The prevalence of the fungi responsible for NDOs varies considerably in different studies reported in the literature. In general, the top five organisms in terms of published confirmed isolates worldwide are
Scopulariopsis brevicaulis,
Fusarium spp.,
Aspergillus spp.,
Scytalidium dimidiatum, and
Acremonium spp. According to the data in the present survey, the overall prevalence of NDM onychomycosis due to
Aspergillus spp. is 69.3%. Although a study conducted in Tehran in 2001 (
27) reported that
Scopulariopsis brevicaulis spp. were the most common agent of NDO, other studies carried out in different areas of the country (
13,
14,
37), including Tehran (
12,
22), revealed that a large percentage of NDMs are
Aspergillus spp., particularly
A. flavus. In recent years, onychomycosis caused by different
Aspergillus species has increased, as evidenced by case reports and epidemiological studies (
38,
39). It is noteworthy that there was a case of a nail infection by
Chrysosporium among our samples, which is the first confirmed case of onychomycosis caused by this species in Iran.

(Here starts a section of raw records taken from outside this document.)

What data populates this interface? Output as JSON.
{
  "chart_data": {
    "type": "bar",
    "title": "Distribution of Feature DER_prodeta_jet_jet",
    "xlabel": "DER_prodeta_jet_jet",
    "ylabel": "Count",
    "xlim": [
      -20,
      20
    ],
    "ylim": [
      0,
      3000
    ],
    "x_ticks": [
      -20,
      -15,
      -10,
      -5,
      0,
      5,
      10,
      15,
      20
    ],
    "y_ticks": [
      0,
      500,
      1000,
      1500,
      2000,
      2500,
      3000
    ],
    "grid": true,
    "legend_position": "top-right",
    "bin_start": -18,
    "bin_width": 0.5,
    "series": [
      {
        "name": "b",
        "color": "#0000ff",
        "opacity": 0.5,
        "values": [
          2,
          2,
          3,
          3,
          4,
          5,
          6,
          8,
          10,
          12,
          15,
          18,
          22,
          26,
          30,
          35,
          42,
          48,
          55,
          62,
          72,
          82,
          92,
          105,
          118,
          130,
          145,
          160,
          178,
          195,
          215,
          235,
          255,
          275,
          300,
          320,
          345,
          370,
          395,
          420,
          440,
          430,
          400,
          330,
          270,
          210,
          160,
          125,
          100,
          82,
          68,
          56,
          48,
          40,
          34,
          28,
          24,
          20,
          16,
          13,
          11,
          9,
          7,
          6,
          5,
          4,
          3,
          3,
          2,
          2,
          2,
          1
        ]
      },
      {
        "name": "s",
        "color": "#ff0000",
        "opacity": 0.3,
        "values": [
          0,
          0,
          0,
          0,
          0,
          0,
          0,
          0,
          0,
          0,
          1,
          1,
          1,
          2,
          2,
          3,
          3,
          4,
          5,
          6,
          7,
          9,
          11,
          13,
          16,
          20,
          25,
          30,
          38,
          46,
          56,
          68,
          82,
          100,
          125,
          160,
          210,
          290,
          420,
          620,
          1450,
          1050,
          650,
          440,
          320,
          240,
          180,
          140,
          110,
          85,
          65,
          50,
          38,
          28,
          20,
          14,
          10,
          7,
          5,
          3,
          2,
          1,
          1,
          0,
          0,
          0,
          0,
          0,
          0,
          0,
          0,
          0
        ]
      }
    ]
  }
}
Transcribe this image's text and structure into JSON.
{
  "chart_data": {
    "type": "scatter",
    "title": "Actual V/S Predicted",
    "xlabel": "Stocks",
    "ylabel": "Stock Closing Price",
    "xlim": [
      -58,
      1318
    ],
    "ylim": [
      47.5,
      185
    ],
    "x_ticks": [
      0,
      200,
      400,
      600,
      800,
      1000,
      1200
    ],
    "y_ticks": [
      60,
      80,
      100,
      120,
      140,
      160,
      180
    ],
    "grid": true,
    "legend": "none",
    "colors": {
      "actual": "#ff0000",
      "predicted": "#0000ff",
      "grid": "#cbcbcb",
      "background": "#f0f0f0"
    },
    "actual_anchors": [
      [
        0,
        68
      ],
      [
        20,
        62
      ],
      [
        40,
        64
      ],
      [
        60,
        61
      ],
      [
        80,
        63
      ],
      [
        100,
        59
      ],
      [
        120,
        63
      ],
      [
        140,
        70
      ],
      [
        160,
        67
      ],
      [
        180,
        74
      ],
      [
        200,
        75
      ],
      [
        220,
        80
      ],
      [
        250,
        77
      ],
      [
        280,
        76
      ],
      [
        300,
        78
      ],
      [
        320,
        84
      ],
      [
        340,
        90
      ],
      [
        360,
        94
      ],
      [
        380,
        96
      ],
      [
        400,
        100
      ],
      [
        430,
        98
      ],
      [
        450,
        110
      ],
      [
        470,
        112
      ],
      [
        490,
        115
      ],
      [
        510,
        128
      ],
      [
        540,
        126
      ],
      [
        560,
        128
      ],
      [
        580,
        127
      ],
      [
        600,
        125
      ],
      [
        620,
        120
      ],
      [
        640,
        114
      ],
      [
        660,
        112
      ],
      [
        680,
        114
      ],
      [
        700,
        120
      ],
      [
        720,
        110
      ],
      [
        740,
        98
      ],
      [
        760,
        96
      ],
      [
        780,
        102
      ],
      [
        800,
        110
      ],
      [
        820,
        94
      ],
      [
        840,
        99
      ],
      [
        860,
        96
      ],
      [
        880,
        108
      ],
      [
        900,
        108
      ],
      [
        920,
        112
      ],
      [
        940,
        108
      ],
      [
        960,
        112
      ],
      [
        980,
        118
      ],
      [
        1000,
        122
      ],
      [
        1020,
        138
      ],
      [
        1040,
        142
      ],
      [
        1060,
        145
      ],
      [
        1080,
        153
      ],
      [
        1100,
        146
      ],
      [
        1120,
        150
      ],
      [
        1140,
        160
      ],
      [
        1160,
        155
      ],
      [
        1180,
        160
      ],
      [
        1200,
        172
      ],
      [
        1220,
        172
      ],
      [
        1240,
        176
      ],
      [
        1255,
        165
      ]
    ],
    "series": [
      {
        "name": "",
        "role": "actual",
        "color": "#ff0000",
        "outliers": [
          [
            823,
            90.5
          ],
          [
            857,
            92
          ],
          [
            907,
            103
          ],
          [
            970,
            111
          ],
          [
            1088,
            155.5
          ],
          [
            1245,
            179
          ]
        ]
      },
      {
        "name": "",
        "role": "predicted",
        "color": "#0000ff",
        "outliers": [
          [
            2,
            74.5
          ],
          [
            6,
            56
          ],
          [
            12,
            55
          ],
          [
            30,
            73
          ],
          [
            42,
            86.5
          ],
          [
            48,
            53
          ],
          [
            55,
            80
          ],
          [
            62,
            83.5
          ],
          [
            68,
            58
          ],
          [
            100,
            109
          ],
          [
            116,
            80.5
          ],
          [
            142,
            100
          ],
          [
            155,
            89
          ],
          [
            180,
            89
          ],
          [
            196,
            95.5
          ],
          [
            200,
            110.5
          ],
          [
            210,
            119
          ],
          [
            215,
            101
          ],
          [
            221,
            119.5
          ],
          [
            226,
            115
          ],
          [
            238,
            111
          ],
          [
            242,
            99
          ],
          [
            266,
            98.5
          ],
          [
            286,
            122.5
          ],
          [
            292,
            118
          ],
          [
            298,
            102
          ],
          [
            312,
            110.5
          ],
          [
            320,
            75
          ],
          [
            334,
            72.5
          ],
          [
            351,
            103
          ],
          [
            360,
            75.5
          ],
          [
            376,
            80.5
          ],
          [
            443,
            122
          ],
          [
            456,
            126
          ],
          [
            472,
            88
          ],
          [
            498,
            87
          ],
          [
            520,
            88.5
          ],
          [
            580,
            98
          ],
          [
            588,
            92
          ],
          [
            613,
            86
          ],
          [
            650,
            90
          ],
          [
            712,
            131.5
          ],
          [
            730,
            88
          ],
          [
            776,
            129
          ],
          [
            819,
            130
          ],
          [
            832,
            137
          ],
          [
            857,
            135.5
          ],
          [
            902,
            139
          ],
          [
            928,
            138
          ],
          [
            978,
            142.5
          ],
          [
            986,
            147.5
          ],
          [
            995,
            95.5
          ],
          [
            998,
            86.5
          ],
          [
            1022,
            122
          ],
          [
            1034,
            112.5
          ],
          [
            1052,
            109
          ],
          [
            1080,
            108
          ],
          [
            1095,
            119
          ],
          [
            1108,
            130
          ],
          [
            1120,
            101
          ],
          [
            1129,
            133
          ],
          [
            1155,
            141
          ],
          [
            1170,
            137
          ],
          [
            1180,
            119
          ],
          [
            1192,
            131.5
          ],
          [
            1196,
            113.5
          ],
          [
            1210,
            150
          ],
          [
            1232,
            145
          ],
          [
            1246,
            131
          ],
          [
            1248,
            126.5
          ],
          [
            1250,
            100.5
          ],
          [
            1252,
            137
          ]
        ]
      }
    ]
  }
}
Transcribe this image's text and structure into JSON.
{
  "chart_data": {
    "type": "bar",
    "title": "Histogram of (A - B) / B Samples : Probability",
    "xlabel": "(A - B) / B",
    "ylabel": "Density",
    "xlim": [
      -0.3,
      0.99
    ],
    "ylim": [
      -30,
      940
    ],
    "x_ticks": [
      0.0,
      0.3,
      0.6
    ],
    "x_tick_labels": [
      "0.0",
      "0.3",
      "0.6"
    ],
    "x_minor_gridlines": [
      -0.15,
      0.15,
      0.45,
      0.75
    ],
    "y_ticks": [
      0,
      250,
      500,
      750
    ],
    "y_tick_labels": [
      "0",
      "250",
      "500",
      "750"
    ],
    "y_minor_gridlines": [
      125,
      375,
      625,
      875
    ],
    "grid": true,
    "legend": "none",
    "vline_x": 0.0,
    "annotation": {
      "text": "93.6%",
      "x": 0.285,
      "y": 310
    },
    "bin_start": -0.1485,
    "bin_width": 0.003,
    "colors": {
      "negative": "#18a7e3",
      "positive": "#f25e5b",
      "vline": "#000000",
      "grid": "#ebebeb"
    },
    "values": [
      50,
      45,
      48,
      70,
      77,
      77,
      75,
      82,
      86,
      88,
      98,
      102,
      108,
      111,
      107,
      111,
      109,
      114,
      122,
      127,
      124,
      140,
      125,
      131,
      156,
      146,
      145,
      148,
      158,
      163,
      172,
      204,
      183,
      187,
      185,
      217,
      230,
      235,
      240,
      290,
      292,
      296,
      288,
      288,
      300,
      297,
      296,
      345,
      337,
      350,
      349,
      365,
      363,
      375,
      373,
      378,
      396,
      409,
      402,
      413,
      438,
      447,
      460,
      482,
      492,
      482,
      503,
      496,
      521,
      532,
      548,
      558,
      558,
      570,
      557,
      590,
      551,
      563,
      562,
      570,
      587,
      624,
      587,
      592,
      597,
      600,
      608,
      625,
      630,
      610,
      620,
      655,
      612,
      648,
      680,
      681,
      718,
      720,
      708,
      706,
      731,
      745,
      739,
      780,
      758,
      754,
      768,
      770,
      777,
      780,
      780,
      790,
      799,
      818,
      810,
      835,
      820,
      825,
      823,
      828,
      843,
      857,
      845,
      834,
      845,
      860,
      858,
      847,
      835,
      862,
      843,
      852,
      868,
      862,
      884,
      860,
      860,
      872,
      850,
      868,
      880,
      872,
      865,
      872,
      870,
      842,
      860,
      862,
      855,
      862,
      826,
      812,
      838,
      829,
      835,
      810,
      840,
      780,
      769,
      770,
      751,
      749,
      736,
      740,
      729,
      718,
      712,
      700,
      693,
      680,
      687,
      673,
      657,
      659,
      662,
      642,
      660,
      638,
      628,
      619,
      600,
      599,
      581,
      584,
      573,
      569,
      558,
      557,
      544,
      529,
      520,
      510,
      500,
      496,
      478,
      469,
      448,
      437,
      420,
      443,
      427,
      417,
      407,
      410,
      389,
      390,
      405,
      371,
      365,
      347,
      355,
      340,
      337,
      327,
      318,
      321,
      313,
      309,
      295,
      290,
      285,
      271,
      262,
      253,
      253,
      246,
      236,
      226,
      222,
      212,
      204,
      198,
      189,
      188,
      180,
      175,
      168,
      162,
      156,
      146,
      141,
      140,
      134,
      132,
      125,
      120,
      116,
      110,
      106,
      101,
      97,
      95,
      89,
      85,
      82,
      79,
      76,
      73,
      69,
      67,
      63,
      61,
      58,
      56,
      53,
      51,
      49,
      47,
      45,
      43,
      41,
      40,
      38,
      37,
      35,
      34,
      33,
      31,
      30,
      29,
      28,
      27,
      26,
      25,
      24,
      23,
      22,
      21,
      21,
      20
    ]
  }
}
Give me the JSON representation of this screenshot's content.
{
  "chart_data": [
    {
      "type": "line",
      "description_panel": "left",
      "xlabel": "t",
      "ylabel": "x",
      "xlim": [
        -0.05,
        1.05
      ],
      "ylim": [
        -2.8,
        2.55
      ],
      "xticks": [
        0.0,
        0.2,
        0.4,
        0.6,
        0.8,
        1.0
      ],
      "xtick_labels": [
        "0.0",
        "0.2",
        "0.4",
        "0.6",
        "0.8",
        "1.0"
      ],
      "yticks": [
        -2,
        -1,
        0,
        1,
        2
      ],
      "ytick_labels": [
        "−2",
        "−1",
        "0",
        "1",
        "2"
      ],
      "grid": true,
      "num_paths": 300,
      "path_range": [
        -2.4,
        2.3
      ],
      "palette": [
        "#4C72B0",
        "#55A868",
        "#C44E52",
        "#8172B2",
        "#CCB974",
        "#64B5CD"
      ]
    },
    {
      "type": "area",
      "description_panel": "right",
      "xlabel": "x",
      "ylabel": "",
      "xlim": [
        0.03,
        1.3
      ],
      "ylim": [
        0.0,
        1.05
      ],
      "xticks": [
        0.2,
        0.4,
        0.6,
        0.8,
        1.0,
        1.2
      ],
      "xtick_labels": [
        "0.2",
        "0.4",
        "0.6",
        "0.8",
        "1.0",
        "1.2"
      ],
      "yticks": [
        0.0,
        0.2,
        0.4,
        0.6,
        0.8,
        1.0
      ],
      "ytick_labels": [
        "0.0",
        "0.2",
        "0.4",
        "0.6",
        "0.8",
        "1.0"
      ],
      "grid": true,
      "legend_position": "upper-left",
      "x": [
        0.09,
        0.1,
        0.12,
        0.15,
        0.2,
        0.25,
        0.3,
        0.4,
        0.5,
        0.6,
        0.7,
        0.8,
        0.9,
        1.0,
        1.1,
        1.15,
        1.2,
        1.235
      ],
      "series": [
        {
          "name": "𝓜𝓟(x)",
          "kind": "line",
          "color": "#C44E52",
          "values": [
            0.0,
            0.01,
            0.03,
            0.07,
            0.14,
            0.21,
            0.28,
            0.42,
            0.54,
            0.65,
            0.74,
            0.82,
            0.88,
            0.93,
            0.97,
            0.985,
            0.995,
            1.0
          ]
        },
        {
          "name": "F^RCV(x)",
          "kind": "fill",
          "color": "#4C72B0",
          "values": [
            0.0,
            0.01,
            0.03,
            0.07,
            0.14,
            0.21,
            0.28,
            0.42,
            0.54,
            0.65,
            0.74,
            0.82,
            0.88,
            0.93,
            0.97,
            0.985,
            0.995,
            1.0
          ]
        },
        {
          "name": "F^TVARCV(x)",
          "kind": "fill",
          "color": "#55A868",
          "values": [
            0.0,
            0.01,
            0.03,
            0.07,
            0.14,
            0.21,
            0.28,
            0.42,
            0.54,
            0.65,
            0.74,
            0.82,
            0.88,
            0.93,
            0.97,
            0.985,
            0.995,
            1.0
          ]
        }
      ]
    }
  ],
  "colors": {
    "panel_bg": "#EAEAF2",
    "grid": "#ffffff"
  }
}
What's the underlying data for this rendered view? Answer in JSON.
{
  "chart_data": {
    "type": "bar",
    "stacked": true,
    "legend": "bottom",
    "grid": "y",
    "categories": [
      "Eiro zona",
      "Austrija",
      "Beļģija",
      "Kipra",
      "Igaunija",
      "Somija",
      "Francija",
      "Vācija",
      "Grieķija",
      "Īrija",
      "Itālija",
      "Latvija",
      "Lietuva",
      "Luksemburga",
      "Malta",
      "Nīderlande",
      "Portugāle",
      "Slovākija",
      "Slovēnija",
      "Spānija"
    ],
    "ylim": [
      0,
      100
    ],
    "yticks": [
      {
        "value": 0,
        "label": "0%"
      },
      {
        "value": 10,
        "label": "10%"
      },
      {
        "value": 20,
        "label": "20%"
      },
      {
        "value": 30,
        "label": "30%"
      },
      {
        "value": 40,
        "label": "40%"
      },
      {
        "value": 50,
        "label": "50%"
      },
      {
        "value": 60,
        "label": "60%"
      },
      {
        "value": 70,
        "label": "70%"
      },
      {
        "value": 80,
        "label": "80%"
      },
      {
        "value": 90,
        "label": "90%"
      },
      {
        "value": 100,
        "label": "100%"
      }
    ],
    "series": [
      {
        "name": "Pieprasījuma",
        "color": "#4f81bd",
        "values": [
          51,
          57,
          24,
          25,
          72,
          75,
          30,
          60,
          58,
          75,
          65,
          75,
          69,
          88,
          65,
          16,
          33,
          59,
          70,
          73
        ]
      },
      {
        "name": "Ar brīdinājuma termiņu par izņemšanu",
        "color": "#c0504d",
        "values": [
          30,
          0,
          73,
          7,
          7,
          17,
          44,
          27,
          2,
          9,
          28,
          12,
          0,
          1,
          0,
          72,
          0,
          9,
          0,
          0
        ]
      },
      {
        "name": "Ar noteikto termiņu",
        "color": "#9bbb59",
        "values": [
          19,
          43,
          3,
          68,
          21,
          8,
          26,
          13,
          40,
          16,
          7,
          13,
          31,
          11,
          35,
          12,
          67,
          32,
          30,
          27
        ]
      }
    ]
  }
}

The prevalence found in this survey of onychomycosis due to NDMs was higher in toenails (77.7%) than in fingernails (22.3%), which is similar to results reported by Nouripour et al. (70.3%) (
40), Khosravi et al. (87.5%) (
27), and Zaini et al. (80%) (
25). In contrast to our observation, an epidemiological survey in Khoozestan, southwest Iran, noted that NDMs were higher in fingernails than in toenails (
20).
In conclusion, NDO appears to be an increasing problem in Iran, with a growing trend of NDMs isolated from onychomycosis compared to other causative agents of onychomycosis, noticeable in our samples and in other recent studies in Tehran. Since the published data on NDMs are limited, more studies on this group of fungi are recommended to clarify aspects of its epidemiology and pathogenesis.